Though sub-Saharan Africa remains the worst performing region in the most recent Legatum Prosperity Index, it has seen encouraging progress in the past year in five of the Index’s nine pillars, including a notable improvement in Governance. And this promising trend looks set to continue.
Tackling public sector corruption was a key theme of Liberian president George Weah’s inaugural address in Monrovia, at an event which marked the West African nation’s first peaceful transition of power in nearly half a century. Weah, the former Ballon d’Or-winning footballer, who first ran for president in 2005, focused on the persistent scourge of corruption, which has eroded popular confidence in successive governments and hampered Liberia’s economic and social progress. His inauguration comes less than fifteen years after the end of Liberia’s fourteen year civil war which left a quarter of a million people dead and displaced more than a million others.

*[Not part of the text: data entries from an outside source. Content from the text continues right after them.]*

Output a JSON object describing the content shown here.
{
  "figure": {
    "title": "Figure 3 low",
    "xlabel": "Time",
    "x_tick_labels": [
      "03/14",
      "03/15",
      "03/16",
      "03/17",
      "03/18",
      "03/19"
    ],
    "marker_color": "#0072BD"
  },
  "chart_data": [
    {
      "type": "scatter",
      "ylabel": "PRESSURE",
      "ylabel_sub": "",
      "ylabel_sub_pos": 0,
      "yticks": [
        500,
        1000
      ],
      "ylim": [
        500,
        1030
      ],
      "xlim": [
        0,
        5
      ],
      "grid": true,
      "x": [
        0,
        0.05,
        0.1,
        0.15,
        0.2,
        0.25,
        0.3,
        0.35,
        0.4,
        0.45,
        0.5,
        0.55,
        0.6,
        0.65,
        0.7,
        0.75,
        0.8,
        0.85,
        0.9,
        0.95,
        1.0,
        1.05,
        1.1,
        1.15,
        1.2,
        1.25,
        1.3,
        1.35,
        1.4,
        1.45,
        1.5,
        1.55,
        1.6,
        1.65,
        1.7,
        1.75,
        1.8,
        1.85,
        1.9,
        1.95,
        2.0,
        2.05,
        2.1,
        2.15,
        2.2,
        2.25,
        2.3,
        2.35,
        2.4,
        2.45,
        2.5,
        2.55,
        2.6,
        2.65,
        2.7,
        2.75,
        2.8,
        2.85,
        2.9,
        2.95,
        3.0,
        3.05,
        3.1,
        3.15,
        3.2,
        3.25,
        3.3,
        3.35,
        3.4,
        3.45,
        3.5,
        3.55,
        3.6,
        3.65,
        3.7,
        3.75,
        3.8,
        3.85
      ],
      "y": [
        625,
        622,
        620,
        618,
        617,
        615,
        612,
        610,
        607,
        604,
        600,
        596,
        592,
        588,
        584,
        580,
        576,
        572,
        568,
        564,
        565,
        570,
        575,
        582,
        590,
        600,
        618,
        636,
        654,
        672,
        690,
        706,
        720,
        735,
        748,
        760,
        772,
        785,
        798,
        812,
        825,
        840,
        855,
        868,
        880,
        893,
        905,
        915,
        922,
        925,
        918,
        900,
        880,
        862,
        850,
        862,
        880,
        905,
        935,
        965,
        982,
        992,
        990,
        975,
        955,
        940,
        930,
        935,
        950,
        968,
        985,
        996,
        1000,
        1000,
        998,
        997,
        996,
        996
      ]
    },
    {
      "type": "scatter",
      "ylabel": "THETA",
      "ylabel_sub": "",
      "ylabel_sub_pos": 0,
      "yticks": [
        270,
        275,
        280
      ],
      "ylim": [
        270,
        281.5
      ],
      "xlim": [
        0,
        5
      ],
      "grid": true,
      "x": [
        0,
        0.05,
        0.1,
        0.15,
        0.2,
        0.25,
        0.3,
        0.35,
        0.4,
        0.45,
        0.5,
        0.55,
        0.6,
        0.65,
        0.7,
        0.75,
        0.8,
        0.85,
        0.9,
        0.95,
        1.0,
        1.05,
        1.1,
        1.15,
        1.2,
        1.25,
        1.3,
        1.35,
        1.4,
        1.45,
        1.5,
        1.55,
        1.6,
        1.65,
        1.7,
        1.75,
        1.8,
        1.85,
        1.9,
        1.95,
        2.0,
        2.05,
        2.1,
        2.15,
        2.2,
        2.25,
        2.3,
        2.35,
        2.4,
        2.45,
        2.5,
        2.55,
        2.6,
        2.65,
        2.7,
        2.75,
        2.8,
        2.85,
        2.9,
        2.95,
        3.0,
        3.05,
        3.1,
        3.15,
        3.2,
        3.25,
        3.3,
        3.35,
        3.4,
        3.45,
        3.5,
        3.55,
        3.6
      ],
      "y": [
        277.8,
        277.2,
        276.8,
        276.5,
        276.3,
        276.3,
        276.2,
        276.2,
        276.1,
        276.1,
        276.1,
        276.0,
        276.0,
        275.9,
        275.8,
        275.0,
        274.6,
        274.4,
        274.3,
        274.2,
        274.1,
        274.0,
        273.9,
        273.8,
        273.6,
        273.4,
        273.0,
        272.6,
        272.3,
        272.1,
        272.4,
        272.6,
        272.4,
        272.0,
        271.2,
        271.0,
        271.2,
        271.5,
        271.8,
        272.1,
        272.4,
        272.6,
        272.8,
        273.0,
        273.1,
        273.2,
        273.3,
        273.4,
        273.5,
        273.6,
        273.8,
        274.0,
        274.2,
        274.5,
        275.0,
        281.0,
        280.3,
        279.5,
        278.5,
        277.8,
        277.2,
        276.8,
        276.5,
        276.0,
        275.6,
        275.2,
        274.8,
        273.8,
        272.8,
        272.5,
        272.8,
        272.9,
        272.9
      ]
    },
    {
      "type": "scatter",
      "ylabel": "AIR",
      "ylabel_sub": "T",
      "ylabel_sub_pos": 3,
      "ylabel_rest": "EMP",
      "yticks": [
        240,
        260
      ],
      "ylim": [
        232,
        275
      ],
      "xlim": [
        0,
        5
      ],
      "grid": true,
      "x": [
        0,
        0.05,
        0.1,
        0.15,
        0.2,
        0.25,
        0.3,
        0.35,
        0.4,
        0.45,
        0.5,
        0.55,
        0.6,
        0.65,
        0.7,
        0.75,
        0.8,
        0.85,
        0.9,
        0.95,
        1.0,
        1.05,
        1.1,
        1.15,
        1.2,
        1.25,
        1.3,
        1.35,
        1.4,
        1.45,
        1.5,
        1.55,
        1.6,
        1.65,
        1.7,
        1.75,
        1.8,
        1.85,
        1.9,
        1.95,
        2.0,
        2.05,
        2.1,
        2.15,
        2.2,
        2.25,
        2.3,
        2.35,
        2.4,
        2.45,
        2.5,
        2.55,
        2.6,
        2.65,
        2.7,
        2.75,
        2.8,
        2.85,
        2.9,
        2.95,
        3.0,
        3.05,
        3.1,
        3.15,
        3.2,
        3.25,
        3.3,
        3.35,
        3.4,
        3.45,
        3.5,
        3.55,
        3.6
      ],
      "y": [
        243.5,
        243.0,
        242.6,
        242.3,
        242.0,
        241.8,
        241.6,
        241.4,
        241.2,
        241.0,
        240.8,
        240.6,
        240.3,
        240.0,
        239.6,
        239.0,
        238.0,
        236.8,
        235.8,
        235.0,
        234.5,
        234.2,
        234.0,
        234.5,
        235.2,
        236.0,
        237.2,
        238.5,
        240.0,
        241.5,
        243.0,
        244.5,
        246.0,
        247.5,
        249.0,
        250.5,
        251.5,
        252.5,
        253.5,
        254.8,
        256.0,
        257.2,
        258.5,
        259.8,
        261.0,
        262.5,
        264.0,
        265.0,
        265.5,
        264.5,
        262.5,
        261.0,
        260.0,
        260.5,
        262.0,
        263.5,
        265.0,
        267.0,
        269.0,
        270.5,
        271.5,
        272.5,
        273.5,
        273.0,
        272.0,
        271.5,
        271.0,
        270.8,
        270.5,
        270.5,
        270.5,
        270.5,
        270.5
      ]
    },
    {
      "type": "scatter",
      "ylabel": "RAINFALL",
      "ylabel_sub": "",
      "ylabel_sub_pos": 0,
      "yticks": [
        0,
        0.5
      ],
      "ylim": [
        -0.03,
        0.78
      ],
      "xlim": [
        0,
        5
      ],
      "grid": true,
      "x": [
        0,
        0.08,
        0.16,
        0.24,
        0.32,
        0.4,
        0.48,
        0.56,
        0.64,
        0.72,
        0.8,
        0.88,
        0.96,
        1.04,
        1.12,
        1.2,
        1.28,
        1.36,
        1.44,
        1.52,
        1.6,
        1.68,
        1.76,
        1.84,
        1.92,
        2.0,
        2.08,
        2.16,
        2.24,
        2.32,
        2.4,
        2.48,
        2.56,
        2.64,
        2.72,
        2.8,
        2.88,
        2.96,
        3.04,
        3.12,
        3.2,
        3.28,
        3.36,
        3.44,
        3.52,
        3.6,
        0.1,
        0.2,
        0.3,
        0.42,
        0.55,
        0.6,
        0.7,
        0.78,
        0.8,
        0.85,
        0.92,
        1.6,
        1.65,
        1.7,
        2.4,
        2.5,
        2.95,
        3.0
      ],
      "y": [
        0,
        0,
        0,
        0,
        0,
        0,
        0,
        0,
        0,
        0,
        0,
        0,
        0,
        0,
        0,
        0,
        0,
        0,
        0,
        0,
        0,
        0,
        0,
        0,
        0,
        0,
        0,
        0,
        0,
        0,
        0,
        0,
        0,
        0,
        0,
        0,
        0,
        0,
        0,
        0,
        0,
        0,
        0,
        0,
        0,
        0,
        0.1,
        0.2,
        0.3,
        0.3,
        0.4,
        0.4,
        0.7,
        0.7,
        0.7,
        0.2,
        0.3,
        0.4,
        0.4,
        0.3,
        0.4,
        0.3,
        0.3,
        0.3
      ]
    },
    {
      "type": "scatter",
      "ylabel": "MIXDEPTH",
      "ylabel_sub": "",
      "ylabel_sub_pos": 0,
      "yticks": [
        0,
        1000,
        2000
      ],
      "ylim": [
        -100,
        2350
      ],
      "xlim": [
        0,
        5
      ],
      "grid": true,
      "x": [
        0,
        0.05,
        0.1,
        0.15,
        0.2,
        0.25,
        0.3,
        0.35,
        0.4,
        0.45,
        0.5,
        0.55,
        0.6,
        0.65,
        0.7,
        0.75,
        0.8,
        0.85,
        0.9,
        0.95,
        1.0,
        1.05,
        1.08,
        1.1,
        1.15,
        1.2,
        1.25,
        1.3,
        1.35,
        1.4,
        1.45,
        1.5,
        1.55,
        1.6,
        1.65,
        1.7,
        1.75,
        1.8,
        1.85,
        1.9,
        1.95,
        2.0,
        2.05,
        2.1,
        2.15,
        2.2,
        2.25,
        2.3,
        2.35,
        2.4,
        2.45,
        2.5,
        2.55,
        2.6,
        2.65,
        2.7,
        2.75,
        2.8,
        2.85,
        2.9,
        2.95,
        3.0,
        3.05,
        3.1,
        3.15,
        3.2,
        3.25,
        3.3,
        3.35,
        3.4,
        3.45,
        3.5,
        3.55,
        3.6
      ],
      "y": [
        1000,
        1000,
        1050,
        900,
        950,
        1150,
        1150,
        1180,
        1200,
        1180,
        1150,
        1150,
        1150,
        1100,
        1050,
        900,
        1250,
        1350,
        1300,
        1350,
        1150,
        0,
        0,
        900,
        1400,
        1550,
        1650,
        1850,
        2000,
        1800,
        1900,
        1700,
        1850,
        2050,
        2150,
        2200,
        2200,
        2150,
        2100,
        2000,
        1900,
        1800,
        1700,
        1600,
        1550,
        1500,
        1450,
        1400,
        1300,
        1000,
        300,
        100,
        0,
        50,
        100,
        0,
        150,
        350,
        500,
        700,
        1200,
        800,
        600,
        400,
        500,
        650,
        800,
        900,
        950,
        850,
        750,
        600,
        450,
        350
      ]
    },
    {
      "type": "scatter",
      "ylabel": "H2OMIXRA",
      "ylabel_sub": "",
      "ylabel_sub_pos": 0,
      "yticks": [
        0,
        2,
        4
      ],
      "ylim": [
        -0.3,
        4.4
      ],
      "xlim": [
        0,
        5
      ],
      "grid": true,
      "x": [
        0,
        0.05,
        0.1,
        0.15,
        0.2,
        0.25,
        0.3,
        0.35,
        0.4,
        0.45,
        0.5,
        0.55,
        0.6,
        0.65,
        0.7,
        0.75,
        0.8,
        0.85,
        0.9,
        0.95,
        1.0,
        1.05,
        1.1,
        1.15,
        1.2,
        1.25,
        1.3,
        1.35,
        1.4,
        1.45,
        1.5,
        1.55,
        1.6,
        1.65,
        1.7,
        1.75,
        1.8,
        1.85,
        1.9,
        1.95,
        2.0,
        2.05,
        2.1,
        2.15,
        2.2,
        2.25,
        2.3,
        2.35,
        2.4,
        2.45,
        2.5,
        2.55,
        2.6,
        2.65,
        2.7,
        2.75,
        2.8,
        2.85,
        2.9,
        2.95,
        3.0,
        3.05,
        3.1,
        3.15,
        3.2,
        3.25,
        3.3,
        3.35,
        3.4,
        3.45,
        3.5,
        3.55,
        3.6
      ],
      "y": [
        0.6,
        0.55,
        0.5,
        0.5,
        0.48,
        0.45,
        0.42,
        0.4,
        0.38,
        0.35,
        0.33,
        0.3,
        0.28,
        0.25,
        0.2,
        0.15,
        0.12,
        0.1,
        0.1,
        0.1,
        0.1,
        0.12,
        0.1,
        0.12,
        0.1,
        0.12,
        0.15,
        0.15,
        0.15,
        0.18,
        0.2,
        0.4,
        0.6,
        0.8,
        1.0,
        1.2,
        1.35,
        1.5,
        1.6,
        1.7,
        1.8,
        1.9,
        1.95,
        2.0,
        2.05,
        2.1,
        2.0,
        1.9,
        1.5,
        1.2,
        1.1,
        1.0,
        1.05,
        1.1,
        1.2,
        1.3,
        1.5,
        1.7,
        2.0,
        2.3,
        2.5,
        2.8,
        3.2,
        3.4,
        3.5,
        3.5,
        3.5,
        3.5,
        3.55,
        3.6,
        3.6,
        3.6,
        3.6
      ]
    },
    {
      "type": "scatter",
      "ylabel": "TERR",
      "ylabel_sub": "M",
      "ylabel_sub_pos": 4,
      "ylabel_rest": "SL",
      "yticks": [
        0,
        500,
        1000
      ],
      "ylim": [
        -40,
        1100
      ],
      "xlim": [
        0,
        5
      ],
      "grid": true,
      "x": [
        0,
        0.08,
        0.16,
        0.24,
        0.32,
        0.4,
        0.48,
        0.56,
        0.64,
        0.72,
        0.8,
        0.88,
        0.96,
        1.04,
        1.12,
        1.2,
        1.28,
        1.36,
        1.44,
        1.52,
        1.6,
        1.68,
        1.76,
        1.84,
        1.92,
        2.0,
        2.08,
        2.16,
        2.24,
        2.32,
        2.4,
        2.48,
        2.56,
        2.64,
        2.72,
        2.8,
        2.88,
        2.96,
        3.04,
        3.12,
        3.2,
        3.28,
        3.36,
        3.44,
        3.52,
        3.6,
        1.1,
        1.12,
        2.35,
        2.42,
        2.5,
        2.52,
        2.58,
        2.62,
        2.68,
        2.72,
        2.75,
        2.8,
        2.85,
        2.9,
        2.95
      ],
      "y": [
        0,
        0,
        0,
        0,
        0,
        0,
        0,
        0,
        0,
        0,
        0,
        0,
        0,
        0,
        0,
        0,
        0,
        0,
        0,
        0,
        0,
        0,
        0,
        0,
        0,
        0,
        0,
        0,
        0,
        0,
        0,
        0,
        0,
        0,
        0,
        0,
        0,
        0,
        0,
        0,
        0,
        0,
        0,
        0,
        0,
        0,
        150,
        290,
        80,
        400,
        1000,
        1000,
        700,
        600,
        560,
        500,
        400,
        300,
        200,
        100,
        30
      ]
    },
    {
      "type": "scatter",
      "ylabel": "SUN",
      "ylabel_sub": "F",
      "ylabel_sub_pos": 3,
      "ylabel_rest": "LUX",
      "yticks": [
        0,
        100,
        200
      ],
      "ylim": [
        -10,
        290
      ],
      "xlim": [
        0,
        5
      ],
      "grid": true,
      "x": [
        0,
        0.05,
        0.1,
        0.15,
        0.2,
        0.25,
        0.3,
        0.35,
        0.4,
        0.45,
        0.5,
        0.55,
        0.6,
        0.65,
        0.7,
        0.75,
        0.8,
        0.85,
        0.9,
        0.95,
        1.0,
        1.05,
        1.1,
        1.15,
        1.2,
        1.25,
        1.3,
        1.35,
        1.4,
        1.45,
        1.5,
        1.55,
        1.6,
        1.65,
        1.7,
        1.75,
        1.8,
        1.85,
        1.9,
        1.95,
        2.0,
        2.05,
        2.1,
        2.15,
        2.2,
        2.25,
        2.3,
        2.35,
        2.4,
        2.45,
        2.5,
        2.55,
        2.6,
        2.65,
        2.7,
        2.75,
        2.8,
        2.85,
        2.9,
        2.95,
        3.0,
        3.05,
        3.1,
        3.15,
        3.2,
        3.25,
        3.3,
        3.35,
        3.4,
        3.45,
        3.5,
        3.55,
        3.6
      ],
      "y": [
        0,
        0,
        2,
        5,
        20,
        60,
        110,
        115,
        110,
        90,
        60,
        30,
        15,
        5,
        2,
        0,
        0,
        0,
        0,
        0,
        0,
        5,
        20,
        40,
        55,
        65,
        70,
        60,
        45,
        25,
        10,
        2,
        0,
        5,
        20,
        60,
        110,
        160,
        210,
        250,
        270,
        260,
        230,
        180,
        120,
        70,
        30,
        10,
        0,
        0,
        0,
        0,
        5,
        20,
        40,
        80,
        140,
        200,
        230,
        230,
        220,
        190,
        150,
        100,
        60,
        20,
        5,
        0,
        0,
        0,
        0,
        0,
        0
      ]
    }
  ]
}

Popular intolerance of systemic corruption also appears to have sealed the fate of South Africa’s president. Jacob Zuma, whose second five-year term was due to expire next year, is expected to stand down before the State of the Union address, scheduled for 8 February. Public outcry over widespread misuse of public office by members of the Zuma administration formed part of the backdrop to the ANC’s recent leadership election. The narrow victory of deputy president Cyril Ramaphosa has been viewed as a watershed moment in the history of post-apartheid South Africa, which dropped four ranks in this year’s Index.
Why governance is such an essential component of prosperity
The nature of a country’s governance has a material impact on its prosperity. The rule of law, strong institutions and regulatory quality contribute significantly to economic growth. Effective, fair and accountable governments increase public confidence, and, ultimately, result in higher levels of life satisfaction among citizens.